Please don't tell me this is not a myth. I hear this from beginner coaches all the way to some of America's top swimming coaches. Rotating the body is very important....so is reducing drag. I just don't think we do it for that reason. If we did, kicking on our side would be faster, whether underwater or on the surface, than kicking on our stomach...and there is not much difference in speed either way. Besides that, we really spend very little time on our sides in freestyle. Most of it is in transition from one side to the other and closer to horizontal than vertical. Finishing a freestyle race in a pool on our side is also important...because we can extend our reach further..not reduce drag.
So if body rotation is not about drag reduction, why do we do it? Two reasons. The first is to gain more power. By rotating, we put our arm into a mechanically better position of strength, engaging much bigger muscles in our back and core to help with the pulling. The second reason has to do with the counter-rotation. When we enter our right hand in the water, for example, our body is rotating to the left. At the very moment we begin our catch, the body has stopped rotating left and initiates the counter-rotation back to the right. We call this point the connection (between arm and core/hips). This counter rotation creates a stabilizing force that gives us something to pull against. Remember, it is you and the water molecules out there...no walls, starting blocks or pitching mounds to push off or pull against. So we create our own stabilizing force out of the rotational motion of our own body. The faster and longer the counter-rotational turn, the greater the stabilizing force and the better distance per stroke (dps) we can achieve. This is one advantage the hip/leg driven swimmers have over the high stroke rate swimmers...holding in front longer gives them more time to rotate/counter-rotate the hips. But before you all go rushing back to that technique, if you don't have the legs driving you, even that extra dps cannot overcome the inertia problem. You are still swimming 'stop-and-go' freestyle..not as efficient as the high stroke rate.
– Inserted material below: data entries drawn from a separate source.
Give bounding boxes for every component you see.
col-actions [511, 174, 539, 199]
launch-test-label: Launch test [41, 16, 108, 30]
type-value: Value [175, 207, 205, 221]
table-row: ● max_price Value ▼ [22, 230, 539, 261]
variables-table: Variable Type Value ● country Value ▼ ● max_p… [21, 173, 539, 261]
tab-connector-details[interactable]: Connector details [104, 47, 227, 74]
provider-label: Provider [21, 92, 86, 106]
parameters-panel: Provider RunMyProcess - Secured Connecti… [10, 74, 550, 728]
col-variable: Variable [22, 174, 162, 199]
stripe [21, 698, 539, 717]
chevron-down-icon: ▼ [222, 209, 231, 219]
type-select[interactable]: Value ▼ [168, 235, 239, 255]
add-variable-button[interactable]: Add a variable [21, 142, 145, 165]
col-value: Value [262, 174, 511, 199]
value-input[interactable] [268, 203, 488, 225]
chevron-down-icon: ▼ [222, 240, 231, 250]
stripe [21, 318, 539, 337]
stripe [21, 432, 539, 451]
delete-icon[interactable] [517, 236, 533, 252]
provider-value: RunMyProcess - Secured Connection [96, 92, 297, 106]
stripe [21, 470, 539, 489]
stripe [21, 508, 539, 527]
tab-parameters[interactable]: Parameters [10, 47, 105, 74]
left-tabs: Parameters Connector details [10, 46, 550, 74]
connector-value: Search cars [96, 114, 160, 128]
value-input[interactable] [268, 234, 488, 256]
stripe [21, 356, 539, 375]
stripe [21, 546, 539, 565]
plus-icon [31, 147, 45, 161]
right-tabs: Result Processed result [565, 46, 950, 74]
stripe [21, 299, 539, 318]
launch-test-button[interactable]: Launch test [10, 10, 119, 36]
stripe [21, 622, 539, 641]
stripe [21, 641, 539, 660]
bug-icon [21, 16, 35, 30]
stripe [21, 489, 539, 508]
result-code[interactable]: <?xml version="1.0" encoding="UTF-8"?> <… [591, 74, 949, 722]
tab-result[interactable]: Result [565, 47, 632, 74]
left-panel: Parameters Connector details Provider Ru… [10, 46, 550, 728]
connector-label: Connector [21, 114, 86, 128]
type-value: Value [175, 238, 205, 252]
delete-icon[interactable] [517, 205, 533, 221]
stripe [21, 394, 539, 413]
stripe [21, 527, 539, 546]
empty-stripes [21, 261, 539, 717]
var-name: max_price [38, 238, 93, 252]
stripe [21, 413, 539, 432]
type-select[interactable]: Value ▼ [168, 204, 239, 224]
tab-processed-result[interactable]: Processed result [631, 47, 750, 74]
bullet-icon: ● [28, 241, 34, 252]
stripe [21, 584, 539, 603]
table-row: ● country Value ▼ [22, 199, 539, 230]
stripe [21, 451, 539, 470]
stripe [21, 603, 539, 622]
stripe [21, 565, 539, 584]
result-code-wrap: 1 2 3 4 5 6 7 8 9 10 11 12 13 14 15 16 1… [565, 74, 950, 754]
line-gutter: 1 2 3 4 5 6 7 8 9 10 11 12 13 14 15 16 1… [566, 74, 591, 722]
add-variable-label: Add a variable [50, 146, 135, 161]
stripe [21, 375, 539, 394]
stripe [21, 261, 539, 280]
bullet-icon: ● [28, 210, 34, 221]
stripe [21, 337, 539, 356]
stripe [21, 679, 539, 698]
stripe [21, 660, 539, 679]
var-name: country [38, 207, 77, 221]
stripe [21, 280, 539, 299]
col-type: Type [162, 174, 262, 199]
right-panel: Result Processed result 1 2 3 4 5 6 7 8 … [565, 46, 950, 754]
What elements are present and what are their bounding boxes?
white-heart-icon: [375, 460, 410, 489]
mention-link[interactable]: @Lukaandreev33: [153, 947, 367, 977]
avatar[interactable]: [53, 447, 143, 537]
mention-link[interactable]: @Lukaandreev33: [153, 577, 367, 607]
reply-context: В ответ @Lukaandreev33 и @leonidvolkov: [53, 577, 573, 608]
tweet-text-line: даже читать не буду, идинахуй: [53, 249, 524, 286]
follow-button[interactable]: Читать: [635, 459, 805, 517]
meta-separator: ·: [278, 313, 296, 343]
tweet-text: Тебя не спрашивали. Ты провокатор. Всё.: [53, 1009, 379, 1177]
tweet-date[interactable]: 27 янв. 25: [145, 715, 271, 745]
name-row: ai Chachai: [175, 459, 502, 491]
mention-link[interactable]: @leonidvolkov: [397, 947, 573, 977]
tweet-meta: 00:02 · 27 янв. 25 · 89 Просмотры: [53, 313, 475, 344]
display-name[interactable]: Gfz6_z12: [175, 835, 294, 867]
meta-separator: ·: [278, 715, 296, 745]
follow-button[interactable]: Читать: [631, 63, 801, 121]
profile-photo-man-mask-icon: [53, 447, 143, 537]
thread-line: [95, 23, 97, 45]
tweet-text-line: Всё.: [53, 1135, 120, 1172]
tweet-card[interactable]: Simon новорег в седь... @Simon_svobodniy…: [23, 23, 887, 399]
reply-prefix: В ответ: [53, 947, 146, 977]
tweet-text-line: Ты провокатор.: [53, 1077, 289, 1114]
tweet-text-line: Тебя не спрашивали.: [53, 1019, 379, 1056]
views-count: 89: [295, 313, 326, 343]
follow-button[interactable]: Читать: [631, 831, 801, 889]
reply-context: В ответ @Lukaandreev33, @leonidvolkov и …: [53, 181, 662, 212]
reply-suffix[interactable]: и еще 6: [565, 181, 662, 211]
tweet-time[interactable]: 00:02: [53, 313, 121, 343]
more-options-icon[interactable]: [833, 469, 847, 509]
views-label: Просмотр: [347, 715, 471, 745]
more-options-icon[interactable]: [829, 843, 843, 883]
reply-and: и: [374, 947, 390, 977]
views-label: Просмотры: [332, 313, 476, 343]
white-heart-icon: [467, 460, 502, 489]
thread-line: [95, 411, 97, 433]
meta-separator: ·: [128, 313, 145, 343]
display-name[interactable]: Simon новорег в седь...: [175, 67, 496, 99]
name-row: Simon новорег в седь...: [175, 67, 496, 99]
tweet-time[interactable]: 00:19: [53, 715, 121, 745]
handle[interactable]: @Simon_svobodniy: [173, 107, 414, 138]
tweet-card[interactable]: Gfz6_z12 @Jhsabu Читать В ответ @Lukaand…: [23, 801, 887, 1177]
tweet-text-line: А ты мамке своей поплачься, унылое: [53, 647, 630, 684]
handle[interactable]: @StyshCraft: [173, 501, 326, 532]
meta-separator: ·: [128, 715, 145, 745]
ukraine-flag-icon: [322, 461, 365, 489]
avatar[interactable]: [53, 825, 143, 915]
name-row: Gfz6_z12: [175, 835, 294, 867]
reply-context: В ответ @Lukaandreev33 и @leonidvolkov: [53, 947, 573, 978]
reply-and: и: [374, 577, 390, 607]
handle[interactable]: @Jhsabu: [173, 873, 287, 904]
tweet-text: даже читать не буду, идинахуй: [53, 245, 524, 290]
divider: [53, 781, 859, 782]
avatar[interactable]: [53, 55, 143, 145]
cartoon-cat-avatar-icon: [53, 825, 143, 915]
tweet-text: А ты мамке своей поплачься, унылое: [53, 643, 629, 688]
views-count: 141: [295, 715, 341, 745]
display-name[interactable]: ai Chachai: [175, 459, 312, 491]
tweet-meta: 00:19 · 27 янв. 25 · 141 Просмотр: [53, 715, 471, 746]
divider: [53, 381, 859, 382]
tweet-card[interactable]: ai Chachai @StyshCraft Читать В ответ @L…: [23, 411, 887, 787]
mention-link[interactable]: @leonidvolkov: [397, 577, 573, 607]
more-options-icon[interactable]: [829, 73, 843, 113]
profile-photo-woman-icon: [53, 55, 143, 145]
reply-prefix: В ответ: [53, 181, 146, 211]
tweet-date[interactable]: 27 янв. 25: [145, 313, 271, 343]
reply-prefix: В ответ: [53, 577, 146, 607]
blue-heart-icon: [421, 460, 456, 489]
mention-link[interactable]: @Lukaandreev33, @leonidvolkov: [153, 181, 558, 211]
Most swimmers I teach swim very flat...like a surfboard that grew arms and legs. That would be ok if we had the buoyancy and drag coefficient of a surfboard, but we don't. We are bricks and to move a brick through the water, we need the added power that the body rotation gives us. BTW, this is why wetsuits enable one to get away with swimming flatter.
Can you use good body rotation with a high stroke rate? Yes...but it takes work. The body rotation doesn't just happen. You make it happen...but because there is less time, it becomes more oriented from the shoulder and less from the hip which takes longer to turn (although hip motion is still important). Thus the name shoulder-driven freestyle.